The US will send a delegation to Taiwan as early as next month to give Taiwan's military a choice of diesel-powered submarines to purchase to satisfy Washington's agreement last April to supply submarines as part of a massive arms-sales package concluded at the time.
The delegation will be comprised of officials of the US Navy International Programs Office, which handles international arms sales for the US and its allies, and the Naval Sea Systems Command, which engineers, builds and supports the US' fleet of ships and combat systems, according to Pentagon sources.
The delegation will present two or three alternative design proposals for as many as eight diesel submarines sought by Taiwan's military to help counter a Chinese military attack strategy that would include a naval blockade of the Strait, an amphibious attack or a sea-based assault.
When Washington agreed to sell the submarines, the decision was widely questioned because the US has not built diesel submarines for a half century and had none to sell. Also, those countries who could have participated in the sale, notably the Netherlands and Germany, vowed not to let their shipyards build the vessels for Taiwan.
After a prolonged policy debate, the US Navy met with several potential shipbuilding contractors and last fall received eight or nine proposals for new subs that could be sold to Taiwan.
The US Navy has narrowed those design proposals to the two to three designs the team will present to Taiwan when it visits in the coming weeks.
The US commitment to sell the subs, "was a commitment made in earnest, and we intend to deliver on it," said Pentagon spokesman Lieutenant Commander Jeff Davis.
"We have received a number of proposals from the industry, we are in the process of reviewing the proposals now, and we will send a team to Taiwan in the near future to present those options to Taiwan and let them decide what they want to do," Davis said.
Whether Taiwan's authorities will decide to buy the submarines remains to be seen.
"Submarines are not cheap," Davis said. "There are a lot of things domestically, politically, budgetarily within Taiwan that have to happen before they can submit the letter of intent to us," he said.
The letter of intent to purchase the vessels would be the first step in the purchase, but the process after that would be complex and lengthy, Davis said.
"We'll go on with the options, the ball will be in their court and they're going to have to make the political decision whether or not this is really what they want to do, and whether this is really the way they want to spend their defense dollars," Davis told the Taipei Times.
The cost of the eight fully-equipped submarines that Taiwan has requested could be as much as US$6 billion, experts say.
Meanwhile, the Pentagon is expected to transfer four highly-equipped Kidd-class destroyers to Taiwan by early next year, Pentagon officials say.
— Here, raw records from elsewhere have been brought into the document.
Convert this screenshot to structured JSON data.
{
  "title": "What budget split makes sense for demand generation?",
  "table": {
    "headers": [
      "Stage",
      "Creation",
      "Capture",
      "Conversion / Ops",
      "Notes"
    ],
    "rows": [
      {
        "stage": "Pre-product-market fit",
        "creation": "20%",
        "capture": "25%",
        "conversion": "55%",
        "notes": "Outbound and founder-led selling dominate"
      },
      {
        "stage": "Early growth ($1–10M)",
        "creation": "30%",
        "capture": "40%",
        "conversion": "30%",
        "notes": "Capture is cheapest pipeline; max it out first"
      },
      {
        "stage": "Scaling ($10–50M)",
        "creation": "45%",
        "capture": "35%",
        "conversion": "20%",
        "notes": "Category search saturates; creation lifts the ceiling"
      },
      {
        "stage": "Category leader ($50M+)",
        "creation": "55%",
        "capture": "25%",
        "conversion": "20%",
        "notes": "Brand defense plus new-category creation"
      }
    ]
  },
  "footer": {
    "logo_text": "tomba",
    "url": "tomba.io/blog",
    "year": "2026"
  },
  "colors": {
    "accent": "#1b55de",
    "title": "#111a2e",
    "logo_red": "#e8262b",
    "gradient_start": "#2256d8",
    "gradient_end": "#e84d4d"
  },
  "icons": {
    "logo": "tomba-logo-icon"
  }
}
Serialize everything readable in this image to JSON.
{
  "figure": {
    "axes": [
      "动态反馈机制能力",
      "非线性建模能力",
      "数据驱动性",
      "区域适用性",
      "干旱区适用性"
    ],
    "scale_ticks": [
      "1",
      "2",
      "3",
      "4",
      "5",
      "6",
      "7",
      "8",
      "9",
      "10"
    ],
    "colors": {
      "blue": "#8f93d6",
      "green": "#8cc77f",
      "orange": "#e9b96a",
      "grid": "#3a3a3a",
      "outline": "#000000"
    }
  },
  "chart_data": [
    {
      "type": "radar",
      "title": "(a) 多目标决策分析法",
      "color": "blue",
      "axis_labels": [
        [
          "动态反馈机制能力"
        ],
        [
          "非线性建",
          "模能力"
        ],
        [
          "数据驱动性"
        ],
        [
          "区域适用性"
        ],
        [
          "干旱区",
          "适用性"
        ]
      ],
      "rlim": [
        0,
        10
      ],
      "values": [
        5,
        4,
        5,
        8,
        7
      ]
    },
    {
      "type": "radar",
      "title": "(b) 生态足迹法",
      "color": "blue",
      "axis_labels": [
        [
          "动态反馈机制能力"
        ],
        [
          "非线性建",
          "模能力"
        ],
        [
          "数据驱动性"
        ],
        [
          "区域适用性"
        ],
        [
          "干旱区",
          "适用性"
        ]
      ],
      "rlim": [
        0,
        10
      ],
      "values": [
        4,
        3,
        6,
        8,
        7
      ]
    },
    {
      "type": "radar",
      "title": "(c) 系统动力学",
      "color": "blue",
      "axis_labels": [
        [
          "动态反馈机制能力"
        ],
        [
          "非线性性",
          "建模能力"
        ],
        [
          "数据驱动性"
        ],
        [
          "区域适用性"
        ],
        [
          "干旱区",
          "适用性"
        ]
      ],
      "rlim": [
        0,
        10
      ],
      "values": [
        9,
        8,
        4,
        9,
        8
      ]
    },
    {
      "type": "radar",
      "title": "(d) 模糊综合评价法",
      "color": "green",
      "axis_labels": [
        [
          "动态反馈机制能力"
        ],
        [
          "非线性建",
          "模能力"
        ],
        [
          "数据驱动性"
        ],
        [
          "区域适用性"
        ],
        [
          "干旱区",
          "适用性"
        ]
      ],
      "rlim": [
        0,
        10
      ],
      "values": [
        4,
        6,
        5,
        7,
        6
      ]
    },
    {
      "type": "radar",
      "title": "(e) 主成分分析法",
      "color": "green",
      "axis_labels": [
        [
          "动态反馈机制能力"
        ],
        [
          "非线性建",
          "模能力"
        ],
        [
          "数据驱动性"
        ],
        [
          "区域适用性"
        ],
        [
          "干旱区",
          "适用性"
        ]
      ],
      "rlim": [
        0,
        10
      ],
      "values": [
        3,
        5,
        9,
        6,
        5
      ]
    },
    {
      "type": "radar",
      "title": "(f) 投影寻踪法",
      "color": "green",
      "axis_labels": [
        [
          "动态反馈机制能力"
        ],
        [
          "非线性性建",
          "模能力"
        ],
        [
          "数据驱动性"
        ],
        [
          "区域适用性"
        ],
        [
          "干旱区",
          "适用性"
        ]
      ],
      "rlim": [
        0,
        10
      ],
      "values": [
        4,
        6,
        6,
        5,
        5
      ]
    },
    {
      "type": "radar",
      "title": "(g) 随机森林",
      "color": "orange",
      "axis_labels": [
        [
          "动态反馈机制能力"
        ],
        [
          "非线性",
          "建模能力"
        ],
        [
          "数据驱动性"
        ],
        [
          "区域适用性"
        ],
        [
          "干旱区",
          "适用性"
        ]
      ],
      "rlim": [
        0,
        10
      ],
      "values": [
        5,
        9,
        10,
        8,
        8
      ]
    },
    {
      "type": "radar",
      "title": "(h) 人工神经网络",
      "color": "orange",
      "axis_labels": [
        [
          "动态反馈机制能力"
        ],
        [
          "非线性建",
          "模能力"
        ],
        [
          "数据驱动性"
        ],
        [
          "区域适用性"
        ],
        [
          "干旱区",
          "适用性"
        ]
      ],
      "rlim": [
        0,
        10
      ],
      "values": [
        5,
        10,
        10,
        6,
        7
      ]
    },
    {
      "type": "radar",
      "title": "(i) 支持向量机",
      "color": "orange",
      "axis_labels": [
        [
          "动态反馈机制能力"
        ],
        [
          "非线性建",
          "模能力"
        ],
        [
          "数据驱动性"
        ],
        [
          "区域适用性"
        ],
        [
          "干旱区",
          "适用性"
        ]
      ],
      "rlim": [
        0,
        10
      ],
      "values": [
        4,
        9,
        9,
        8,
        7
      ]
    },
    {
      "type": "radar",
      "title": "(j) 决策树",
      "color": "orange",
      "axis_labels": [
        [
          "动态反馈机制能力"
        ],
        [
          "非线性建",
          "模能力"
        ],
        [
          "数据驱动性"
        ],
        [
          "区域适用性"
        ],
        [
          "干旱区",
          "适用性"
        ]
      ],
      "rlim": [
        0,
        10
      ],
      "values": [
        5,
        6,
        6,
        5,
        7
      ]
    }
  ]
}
The vessels, which could cost some US$2 billion, are considered to be "the most powerful destroyers built for the US fleet," a defense official told the Taipei Times.
The guided-missile destroyers Kidd, Callaghan, Scott and Chandler, are now in mothballs in Seattle and Philadelphia and would have to be outfitted from scratch to make them available for the Taiwan navy, the official said.
Originally built for the Shah of Iran before he was deposed in the late 1970s, the ships are well-suited to countries like Taiwan, which have limited military resources, the official said.